Agent Audit scans AI agents before deployment
July 18, 2026
Agent Audit is a static security scanner for LLM agents, MCP configurations, and prompt-injection surfaces. The tool brings classic SAST logic closer to agent workflows.
What this is about
Agent Audit is an open-source security scanner for LLM agents. The GitHub project describes itself as static analysis for prompt injection, MCP configurations, and taint flows, with rules mapped to the OWASP Agentic Top 10 for 2026.
It is a concrete tool because teams can run it before deployment or inside CI pipelines. It does not try to measure general model quality. It asks a narrower question: where can an agent become dangerous through untrusted input, overly broad tools, or weak configuration?
What Agent Audit actually does
Agent Audit reads Python source code and configuration files such as MCP JSON files. The README lists checks for tool boundaries, sensitive environment variables, unverified server sources, tool poisoning, tool shadowing, and drift in agent baselines. It also lists framework detection for LangChain, CrewAI, AutoGen, and AgentScope.
The positioning matters: the tool does not replace runtime monitoring or penetration testing. It is closer to a security linter for agents. A team can use it to see early whether an agent has too much tool access, secrets are sitting in configuration files, or user-controlled context flows into tool calls without control.
Why it matters
Agents are not just chatbots. They read files, call APIs, start tools, and work with real permissions. That creates risks that differ from classic web software: prompt injection can do more than distort an answer; it can redirect a tool call.
OWASP has described dedicated agentic risk categories for this area. Agent Audit targets that surface directly. For teams building MCP servers, local agents, CI agents, or internal assistants, a specialized scanner can produce more actionable findings than a generic SAST tool.
In plain language
Imagine a workshop where an apprentice is allowed to use tools. A normal safety check looks at whether the power sockets work. Agent Audit also checks whether the apprentice could read a note from a stranger and then start the table saw.
A practical example
A SaaS team builds a support agent with three tools: read tickets, look up customer data, and prepare refunds. Before release, Agent Audit scans 14 Python files and two MCP configurations. The scanner reports an overly broad filesystem permission, an API key in a local config, and a path where customer text flows directly into a tool instruction.
The team fixes the three issues, limits filesystem access to a working directory, and forces refunds through human approval. Agent Audit then runs as a CI gate on every pull request. The test is not perfect, but it makes risky agent decisions visible earlier.
Scope and limits
First, according to the README, Agent Audit is primarily focused on Python and MCP configurations. Teams working mainly in TypeScript, Java, or proprietary agent platforms may get only generic coverage.

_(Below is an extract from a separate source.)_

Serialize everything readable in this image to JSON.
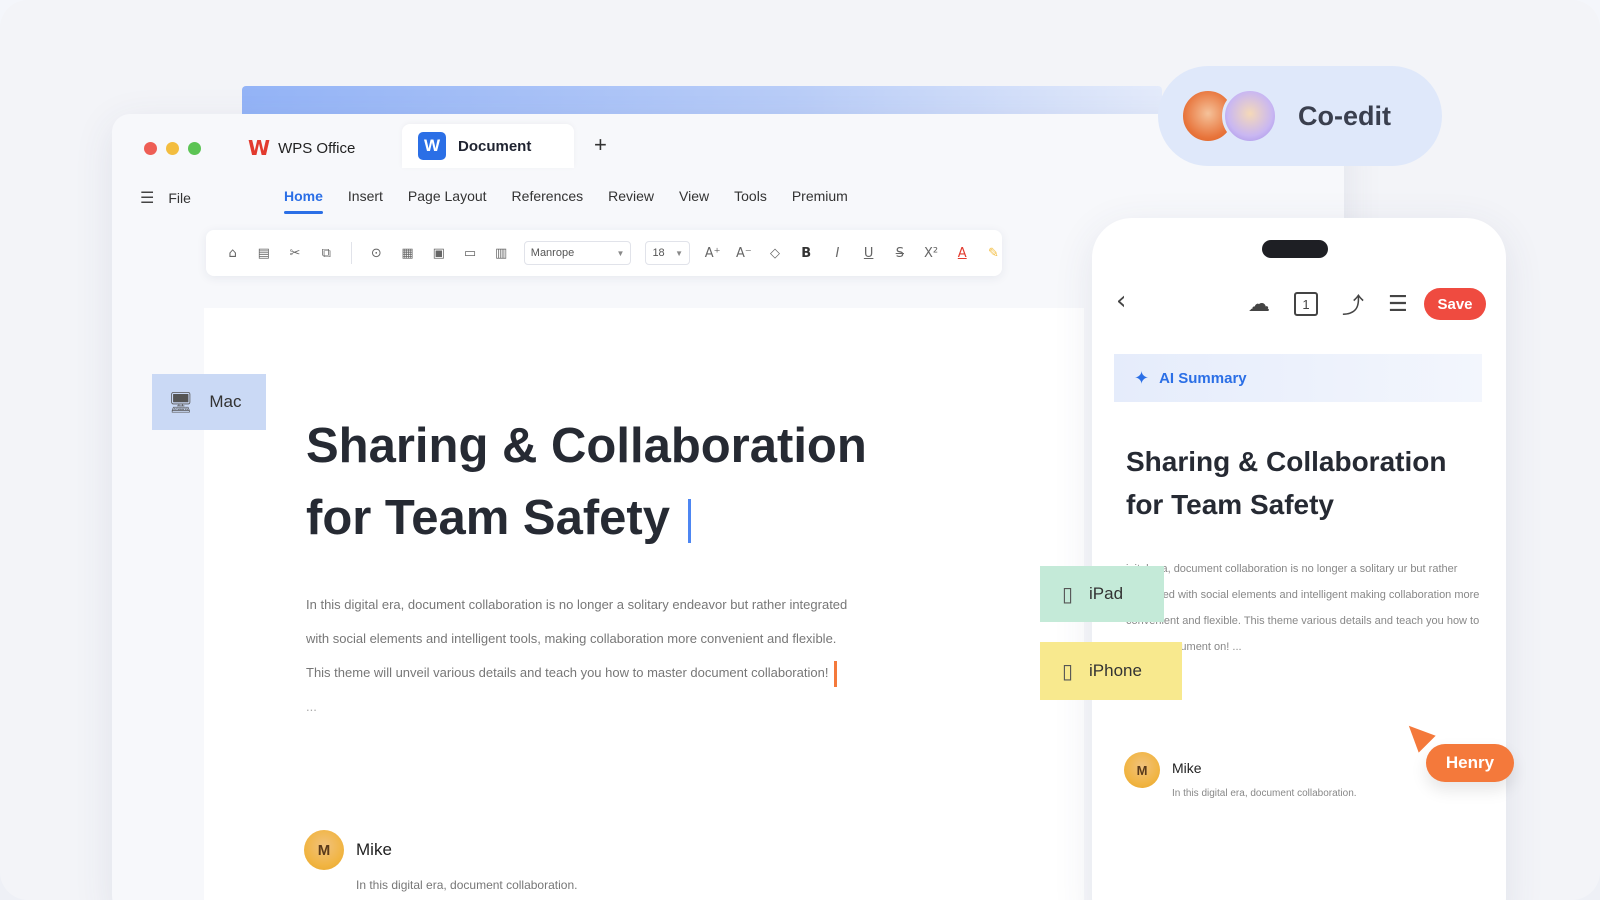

Second, static rules can miss context. A finding may be harmless, and a real attack may still slip through if it only appears at runtime.
Third, the tool requires security judgment. A list of findings is not a replacement for permission design, secrets management, or human approval for risky actions.
SEO & GEO keywords
Agent Audit, LLM security scanner, MCP security, prompt injection, OWASP Agentic Top 10, AI agent security, LangChain security, CrewAI security, AutoGen, static analysis, AI SAST, tool poisoning
π‘ In plain English
Agent Audit checks agent code and MCP configurations before they become production risk. It is especially useful for teams shipping AI agents with real tools and permissions.
Key Takeaways
- βAgent Audit is a static security scanner for LLM agents and MCP configurations.
- βThe tool looks for prompt injection, tool poisoning, secrets, and overly broad permissions.
- βIts rules are mapped to the OWASP Agentic Top 10 for 2026.
- βThe strongest use case is before deployment and as a CI gate.
- βStatic analysis does not replace runtime controls or clean permission design.
FAQ
Is Agent Audit a penetration test?
No. It is static analysis and finds certain risk patterns before launch, but it does not replace runtime testing.
Which projects benefit from it?
Mostly teams with LLM agents, MCP servers, LangChain, CrewAI, AutoGen, or similar workflows.
Can the tool find every agent risk?
No. Static rules have limits, especially with dynamic behavior and frameworks outside its core focus.